Stabilität und Zuverlässigkeit

Hard- und Softwareaspekte für optimierte Embedded Systeme - Teil 2

Seite: 3/3

Firmen zum Thema

Jetzt fragen Sie sich sicherlich, wie verhält es sich das nun im Zusammenhang mit den zunehmend verbreiteten SSD-Festplatten?

Ja, SSD-Platten basieren auf NAND-Flashes. Auch hier gibt es SLC-, MLC- und TLC-Festplatten. Je lauter die Werbung schrillt: „bahnbrechende 3D-NAND-Technik“, desto vorsichtiger sollte man sein sie für einen sicheren Systembetrieb in Betracht zu ziehen, denn damit wird meist MLC oder TLC beworben, bei der die Flash-Chips übereinandergelegt sind (3D).
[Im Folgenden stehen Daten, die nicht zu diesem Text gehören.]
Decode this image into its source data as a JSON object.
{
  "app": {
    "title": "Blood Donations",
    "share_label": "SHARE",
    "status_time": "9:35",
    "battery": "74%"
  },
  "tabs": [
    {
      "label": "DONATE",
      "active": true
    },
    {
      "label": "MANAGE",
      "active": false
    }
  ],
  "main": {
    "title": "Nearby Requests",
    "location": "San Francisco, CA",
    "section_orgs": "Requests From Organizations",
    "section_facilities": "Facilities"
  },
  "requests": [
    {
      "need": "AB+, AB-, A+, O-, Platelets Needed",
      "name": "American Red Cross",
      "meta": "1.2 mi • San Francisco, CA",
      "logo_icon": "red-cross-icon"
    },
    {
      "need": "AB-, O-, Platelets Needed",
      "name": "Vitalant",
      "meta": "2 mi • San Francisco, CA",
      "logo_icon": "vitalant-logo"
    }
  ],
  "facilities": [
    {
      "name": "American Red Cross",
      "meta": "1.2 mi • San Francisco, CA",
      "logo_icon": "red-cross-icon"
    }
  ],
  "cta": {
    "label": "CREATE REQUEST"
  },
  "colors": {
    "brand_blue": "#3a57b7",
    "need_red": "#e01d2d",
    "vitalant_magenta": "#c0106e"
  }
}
Günstig sind diese Produkte sicherlich, aber wie steht es um deren langfristige Zuverlässigkeit? SSDs mit SLC-Technologie muss man speziell suchen, für ihren industriellen Einsatzzweck auswählen und dann sind sie jedoch auch keine „Billigheimer“ mehr.

Ich habe bei den Recherchen zum diesem Artikel im Verein Embedded4You e.V. (Zusammenschluss von mehr als 30 embedded Lösungsanbietern) nachgefragt, ob jemand besondere Erfahrungen mit SSD-Technik gemacht hat. Und prompt kam zurück, „wir haben in 10 Rechnern seit 1 ½ Jahren SSD-Platten im Entwicklungseinsatz und innerhalb von 2 Wochen sind 3 SSD-Platten so ausgefallen, dass gar nichts mehr ging! Sie ließen sich überhaupt nicht mehr lesen. Zum Glück hatten wir bei 2 davon ein Backup der nicht älter als 1 Woche war.“. Ein anderer: „SSD... für Entwicklungsrechner ja, für industriellen Einsatz: niemals“.
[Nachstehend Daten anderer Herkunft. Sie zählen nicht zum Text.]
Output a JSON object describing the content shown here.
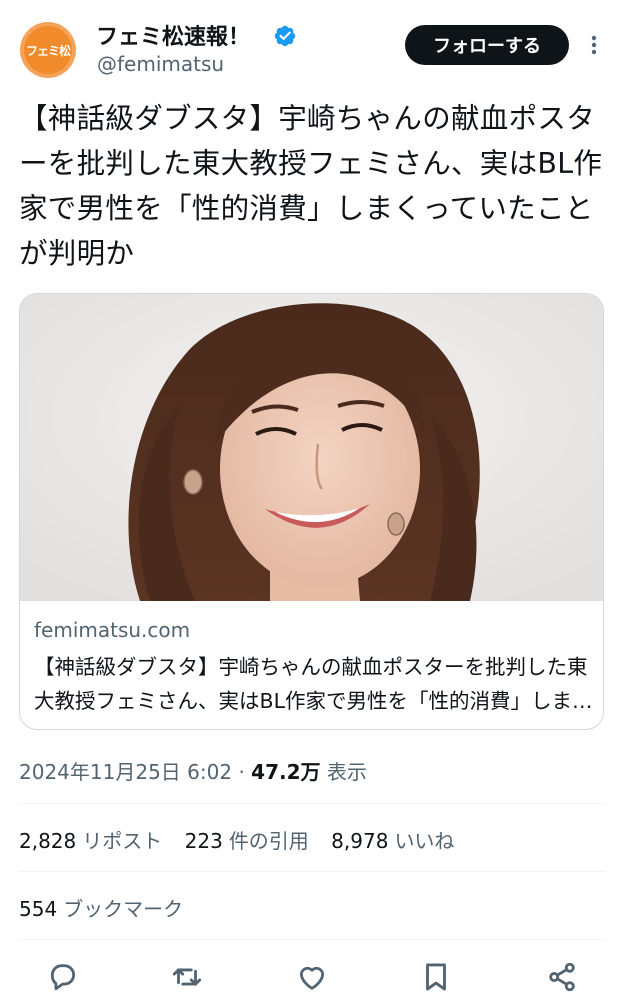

In Bezug auf die Zuverlässigkeit von SSD-Festplatten möchte ich noch auf den Petabyte Club hinweisen, bei dem versucht wird 1 Petabyte Daten zyklisch auf 250GByte SSD-Platten zu speichern (1 Petabyte = 1024 TByte). Hierbei konnten 3 SSD-Platten von insgesamt 6 nur knapp über 700 TByte beschrieben werden, bevor sie komplett ausfielen. Ausführliche Informationen über diese Untersuchungen sind unter diesem Link zu finden.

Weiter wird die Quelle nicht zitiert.